PULLMAN, Wash. — Cyber mentoring works, reports Professor Gerald H. “Jerry” Maring of the Washington State University College of Education.

The cyber-mentoring program links WSU teacher preparation students as tutor/mentors with high-needs K-12 students in Colville and other rural communities through interactive Internet video.

Teachers in Colville, where these collaborative projects began in 1998, agree that cyber mentoring has improved their students’ learning.

“This avenue works with the reluctant learners in my classrooms,” said Marjorie Sager, who manages the Colville High School Learning Support Center. “Our students want to impress the college students, so they put in more effort. I’ve seen the improvements.”

“We started in 1998 and the results have been amazing,” said Maggie Goodwin, librarian and technology coordinator at Colville Junior High School. “This program makes our students feel special. It’s the power of the technology. It’s good for the Cougar teachers and great for our kids.”

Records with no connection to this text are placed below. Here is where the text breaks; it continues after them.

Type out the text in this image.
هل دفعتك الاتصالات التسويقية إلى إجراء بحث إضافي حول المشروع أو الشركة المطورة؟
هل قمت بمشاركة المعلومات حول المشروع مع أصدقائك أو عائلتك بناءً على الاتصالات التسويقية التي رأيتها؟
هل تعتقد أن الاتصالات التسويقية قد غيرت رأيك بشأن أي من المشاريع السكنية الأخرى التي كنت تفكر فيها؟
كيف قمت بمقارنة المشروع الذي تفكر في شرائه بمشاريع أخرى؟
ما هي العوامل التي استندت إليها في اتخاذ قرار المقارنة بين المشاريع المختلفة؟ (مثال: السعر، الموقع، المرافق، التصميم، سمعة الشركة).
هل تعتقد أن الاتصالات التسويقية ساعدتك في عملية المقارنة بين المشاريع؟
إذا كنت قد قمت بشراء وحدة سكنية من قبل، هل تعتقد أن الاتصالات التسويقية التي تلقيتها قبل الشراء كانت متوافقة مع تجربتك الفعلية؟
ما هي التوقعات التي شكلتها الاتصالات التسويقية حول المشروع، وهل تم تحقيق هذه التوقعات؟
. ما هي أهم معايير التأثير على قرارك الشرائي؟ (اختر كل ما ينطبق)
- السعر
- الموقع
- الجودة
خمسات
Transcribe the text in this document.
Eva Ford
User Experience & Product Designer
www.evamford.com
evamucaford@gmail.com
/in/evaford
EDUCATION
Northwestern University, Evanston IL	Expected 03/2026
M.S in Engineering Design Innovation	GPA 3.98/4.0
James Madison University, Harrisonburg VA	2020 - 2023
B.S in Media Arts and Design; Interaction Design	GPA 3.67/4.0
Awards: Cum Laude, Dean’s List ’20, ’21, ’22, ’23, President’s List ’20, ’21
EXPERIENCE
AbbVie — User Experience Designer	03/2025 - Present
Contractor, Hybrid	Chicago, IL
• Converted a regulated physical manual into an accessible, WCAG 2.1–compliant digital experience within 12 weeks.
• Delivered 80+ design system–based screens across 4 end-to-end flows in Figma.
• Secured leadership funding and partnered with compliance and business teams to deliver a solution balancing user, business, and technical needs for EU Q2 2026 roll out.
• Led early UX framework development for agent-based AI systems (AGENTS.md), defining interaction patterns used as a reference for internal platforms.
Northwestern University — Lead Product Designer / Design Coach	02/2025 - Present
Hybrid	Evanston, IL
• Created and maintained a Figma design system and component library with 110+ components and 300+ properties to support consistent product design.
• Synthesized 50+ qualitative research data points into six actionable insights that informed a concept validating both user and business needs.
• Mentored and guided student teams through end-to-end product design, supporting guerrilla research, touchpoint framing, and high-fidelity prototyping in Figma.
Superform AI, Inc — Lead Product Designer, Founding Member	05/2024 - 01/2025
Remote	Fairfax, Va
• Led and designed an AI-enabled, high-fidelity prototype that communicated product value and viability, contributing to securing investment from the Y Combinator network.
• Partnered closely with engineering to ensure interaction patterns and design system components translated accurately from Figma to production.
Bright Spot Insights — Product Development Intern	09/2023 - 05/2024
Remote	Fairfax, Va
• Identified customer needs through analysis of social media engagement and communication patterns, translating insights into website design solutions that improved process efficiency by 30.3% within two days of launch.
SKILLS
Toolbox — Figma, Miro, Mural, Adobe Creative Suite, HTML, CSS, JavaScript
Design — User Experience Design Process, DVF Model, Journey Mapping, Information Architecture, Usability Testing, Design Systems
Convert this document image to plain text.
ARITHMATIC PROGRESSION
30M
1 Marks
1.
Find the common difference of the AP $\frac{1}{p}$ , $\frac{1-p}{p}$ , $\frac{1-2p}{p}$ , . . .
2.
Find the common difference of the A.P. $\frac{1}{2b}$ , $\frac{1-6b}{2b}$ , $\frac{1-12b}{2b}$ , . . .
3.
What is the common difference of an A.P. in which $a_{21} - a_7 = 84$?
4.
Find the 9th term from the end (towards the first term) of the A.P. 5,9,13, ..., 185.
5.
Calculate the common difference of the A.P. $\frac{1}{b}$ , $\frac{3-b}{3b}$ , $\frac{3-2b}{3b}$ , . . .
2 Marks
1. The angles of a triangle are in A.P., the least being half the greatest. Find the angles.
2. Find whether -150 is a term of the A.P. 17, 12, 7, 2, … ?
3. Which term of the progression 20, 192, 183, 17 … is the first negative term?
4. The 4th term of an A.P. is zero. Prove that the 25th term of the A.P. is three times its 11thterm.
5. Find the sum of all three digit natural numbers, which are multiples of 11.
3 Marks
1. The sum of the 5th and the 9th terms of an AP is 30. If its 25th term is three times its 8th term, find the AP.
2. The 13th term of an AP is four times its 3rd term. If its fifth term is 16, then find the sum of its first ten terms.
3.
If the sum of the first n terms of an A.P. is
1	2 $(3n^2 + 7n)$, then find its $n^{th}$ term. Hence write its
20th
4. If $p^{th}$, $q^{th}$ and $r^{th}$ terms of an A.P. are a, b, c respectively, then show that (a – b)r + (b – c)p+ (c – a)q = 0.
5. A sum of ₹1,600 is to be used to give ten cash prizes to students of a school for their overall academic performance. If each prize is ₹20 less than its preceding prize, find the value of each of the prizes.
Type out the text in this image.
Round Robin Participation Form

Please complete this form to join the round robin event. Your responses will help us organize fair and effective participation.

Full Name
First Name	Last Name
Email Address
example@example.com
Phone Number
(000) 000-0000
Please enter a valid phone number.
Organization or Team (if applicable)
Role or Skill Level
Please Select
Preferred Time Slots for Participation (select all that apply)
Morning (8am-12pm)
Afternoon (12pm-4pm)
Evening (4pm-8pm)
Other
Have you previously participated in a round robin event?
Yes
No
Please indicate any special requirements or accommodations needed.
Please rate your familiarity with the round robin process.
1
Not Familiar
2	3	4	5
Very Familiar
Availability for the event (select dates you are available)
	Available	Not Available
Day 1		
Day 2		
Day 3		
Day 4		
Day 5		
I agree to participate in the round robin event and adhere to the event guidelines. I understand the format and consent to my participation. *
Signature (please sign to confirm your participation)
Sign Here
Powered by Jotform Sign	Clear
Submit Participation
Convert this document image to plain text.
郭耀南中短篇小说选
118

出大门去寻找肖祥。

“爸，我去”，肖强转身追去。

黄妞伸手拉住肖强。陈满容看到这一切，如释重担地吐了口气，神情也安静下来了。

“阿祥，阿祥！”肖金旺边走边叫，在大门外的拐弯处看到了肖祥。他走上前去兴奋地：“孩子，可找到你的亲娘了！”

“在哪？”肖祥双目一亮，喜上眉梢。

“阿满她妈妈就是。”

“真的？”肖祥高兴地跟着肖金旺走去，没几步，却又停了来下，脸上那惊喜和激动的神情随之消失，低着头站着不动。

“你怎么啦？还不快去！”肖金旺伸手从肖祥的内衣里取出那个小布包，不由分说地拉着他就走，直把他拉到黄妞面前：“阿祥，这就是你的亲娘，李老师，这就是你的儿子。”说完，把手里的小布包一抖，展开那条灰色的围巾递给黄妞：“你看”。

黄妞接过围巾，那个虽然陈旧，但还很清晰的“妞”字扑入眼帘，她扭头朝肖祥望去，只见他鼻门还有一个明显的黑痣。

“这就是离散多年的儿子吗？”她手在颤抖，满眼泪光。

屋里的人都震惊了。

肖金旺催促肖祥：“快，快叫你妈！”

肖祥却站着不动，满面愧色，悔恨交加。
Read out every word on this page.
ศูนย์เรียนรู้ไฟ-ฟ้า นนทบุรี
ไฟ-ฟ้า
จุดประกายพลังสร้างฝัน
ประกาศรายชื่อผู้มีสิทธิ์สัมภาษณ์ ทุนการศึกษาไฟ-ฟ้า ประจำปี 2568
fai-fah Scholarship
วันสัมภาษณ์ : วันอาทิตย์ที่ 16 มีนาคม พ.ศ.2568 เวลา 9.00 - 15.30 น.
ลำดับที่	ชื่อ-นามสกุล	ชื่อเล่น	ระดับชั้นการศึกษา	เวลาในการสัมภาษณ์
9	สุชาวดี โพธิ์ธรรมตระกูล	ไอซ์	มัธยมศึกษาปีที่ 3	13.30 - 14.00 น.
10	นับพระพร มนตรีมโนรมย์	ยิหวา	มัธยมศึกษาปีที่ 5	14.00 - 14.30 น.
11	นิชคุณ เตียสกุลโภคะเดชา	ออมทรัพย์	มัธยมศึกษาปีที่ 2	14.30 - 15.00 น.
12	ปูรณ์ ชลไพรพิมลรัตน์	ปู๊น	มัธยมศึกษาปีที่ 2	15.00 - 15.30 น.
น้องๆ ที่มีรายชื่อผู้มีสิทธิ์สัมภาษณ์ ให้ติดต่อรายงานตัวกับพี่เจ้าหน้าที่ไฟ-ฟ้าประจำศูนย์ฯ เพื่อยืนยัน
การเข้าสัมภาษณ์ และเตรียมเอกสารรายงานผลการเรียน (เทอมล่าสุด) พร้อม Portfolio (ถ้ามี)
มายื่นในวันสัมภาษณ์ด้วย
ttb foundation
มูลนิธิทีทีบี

Maring said that the WSU teacher preparation students, too, have benefited from exposure to diverse K-12 students and to effective educational technology.

Cyber mentoring is one of the research and service programs supported through the $10 million U.S. Department of Education grant that created a statewide WSU partnership project called Collaboration for Teacher Education Accountable to Children with High needs (CO-TEACH). The CO-TEACH programs now in place at school districts statewide are directed to improving K-12 student learning and helping build a model teacher preparation program for university students.